Dr. Bella A'Brera, author and director of the Foundations of Western Civilisation Program at the Institute of Public Affairs, said, however, that the company's "gender-neutral language undermined biological fact."

"By caving into the extreme views of a vocal minority, Woolworths has decided to cancel women," A'Brera said. "Woolworths needs to remember that it is a supermarket.
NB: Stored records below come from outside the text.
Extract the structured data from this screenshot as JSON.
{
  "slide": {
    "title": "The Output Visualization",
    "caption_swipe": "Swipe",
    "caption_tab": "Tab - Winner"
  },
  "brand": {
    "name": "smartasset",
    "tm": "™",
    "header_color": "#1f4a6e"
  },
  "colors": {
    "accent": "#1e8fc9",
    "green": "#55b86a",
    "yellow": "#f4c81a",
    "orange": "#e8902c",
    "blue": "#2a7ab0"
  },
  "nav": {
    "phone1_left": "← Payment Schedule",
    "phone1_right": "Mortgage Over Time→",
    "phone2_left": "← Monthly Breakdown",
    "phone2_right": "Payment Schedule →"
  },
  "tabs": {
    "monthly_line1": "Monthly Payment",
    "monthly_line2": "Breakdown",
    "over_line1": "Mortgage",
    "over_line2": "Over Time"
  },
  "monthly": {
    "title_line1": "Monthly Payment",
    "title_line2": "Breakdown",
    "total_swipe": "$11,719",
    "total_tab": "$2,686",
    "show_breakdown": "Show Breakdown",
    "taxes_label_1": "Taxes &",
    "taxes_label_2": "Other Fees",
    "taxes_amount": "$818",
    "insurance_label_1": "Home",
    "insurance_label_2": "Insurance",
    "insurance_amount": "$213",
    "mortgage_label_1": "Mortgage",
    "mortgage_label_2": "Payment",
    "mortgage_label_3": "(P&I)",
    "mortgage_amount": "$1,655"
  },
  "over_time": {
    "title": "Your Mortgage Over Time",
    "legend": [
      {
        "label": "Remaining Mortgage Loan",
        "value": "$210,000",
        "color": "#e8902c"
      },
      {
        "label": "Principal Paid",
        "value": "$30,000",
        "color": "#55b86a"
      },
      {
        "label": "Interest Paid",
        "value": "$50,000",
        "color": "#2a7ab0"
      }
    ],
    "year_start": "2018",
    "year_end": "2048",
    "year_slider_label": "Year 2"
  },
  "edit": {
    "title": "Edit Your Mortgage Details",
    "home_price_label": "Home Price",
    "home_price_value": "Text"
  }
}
Its purpose is to sell groceries, not radical gender theory."

She told radio broadcaster Liam Bartlett that "radical gender theory has embedded itself into all our institutions."

“Woolworths refusing to use the word ‘woman,’ they are excluding their entire market because as you and I know, the only people who do menstruate are women,” she told Bartlett.

A spokesperson for the store said that the grocery store chain was not aiming to be political with its Share the Dignity partnership.

"Our partnership with Share the Dignity has helped provide period care products to tens of thousands of women and other people who need them across Australia," the spokesperson said, noting that such products are "available to all women, girls, non-binary, and transgender people" as well as "family members collecting them on someone's behalf."

An opposing viewpoint

In 2021, sexuality education consultant Joanna Anagnostou told Moxie that gendered language when discussing menstruation is damaging to people who identify as transgender and nonbinary.

"It reinforces the false idea that menstruation equals woman," Anagnostou said. "This language implies that some may not be 'real' women if they do not have a period; it implies that trans men and non-binary people are women because they may have periods. It even implies that some cisgender (a person whose sense of personal identity or gender aligns with the biological sex they were assigned at birth) women are not women because they do not experience periods."